Lynk-Mutter Geely ist heute der größte private Autobauer Chinas – und hat Lynk gemeinsam mit der schwedischen Premiumtochter Volvo erschaffen, die Geely-Gründer Li Shufu 2010 übernommen hatte. 2017 erhielt Volvo 30 Prozent an Lynk, das nun platziert ist im Segment zwischen der Einsteigermarke Geely und Volvo.

2016 hatte Li Shufu angekündigt, bis 2020 weltweit zwei Millionen Autos pro Jahr zu verkaufen. Er kommt diesem Ziel überraschend schnell näher. Von Januar bis August setzte Geely inklusive Lynk & Co. 1.012.429 Autos ab, 41 Prozent mehr als im Vorjahreszeitraum. Die Absatzprognose für das Gesamtjahr 2018 von 1,58 Mio. ist damit in Reichweite. Ein Erfolg Lynks ist fest eingeplant, die Marke integriert in das Unternehmensgefüge.

So teilen Lynk und Volvo eine Plattform für die Kompaktklasse, auf der der Volvo XC40 produziert wird. Ab 2019 sollen auch Lynk-Modelle im Volvo-Werk im belgischen Gent vom Band laufen – um von dort ab 2020 in Europa verkauft zu werden. Außerdem plant Geely am Produktionsstandort in Ningbo eine zusätzliche Fabrik auch für größere Autos der Marken Geely und Lynk – produziert auf der SPA-Plattform von Volvo für das E-Segment.

Bis 2020 will Geely einschließlich Lynk 90 Prozent seiner Flotte elektrifizieren – und diese Stromer dann zum gleichen Preis verkaufen wie Modelle mit Verbrennungsmotor. Bis 2020 sollen mehrere Elektro-Modelle mit über 500 Kilometern Reichweite auf den Markt kommen, 2025 dann das erste Modell mit Brennstoffzelle.

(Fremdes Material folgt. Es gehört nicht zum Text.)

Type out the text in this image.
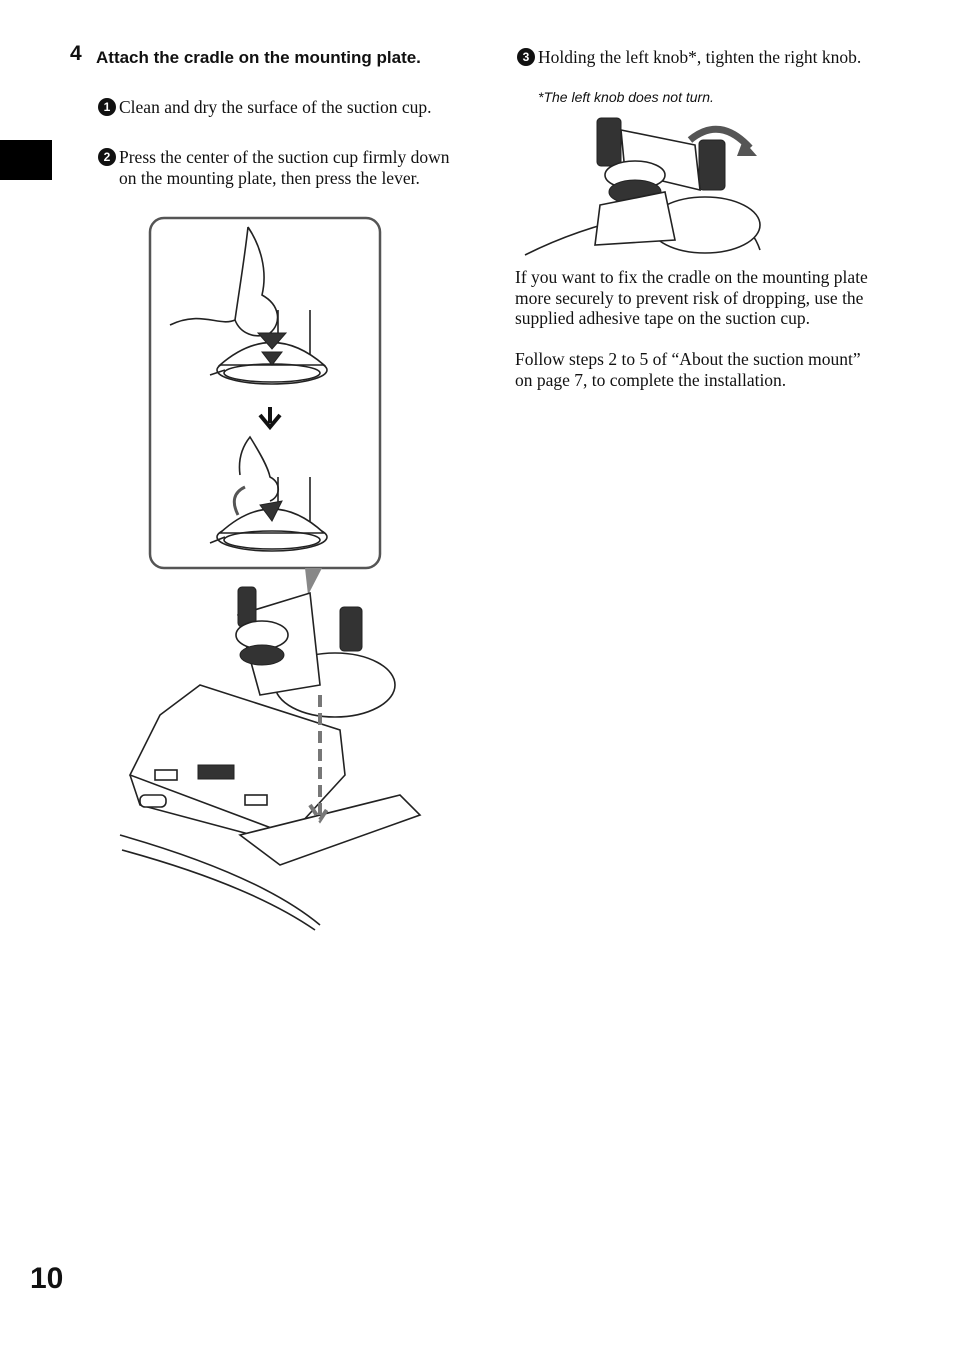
4 Attach the cradle on the mounting plate.
1 Clean and dry the surface of the suction cup.
2 Press the center of the suction cup firmly down on the mounting plate, then press the lever.
3 Holding the left knob*, tighten the right knob.
*The left knob does not turn.
If you want to fix the cradle on the mounting plate more securely to prevent risk of dropping, use the supplied adhesive tape on the suction cup.
Follow steps 2 to 5 of “About the suction mount” on page 7, to complete the installation.
10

„Um diese Ziele zu erreichen, haben wir weit mehr als der Branchenschnitt in Forschung und Entwicklung investiert“, sagte Geely-Präsident An Conghui im Mai. So betreibe Geely vier globale Entwicklungszentren mit 2500 Forschern allein zum Thema neue Antriebe – davon zwei in Europa. Bisher haben Geely und Lynk zusammen sechs Elektromodelle auf dem Markt. Volvo will ab 2020 ausschließlich Elektroautos verkaufen und entwickelt dafür eigens eine neue Marke namens Polestar.